Not all students are blaming this issue on Lipscomb. Davis had nothing but positive views on Lipscomb.

“He was supposed to speak on something that he obviously didn’t,” Davis said. “There is nothing on his website to make anyone feel or think that he would speak on homosexuality. He completely blindsided the entire chapel office and every student at Lipscomb University whether they were in favor of what he was saying or not.”

Davis said that Stacy himself deserves grace.

“Now as I’ve slept on it, I see that, his entire family was killed by a drunk driver,” Davis said. “A lot of times during grief and hard things, people blame others so they don’t have to hurt as bad, and I feel he might have been projecting that on my community.

“Just because you’re hurting doesn’t mean you get to hurt others,” Davis said, adding that he would appreciate an apology.
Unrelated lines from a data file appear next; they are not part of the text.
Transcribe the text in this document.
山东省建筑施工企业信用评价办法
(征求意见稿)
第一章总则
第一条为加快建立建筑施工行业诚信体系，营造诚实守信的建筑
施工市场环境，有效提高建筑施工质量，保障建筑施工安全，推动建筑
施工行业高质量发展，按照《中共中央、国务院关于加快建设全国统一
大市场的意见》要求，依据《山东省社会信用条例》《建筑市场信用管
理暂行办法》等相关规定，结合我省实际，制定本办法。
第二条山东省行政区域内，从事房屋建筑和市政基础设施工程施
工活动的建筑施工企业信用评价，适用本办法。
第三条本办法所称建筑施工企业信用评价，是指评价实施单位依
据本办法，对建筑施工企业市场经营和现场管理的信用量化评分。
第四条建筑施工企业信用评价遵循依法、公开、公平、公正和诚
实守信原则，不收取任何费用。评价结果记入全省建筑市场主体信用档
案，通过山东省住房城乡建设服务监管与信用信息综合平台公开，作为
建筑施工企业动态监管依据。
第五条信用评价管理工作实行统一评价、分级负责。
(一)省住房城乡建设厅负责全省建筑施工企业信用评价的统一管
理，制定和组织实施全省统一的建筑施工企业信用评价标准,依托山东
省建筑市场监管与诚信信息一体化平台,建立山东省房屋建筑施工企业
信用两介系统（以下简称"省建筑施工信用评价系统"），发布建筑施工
At the beginning of the academic school year, Sturgeon — who joined Lipscomb last March — created five statements he wanted to stress this year:

  1.     I am part of a bigger story.
  2.     I am an important part of this community.
  3.     I am loved.
  4.     I am equipped.
  5.     I am not alone on this journey.

Sturgeon sent an email out yesterday after chapel to discuss the challenges that had been made to those statements and to apologize.

“I have received some emails and texts from students not sensing that those statements [the five statements above] are true,” he wrote. “With that in mind, I wanted to stop and write this short note to every student to apologize for anything that communicates otherwise to any student.” 

He said that students are welcome to attend any break-out chapel they prefer.

“But if anyone wants to come instead for an open conversation with me on how we can make real progress on those goals,” he wrote, “I will be in the Shinn Center at 10:55 a.m. just to talk and listen (and you will get chapel credit, too!).”

Lumination Network will continue to update this story as it unfolds.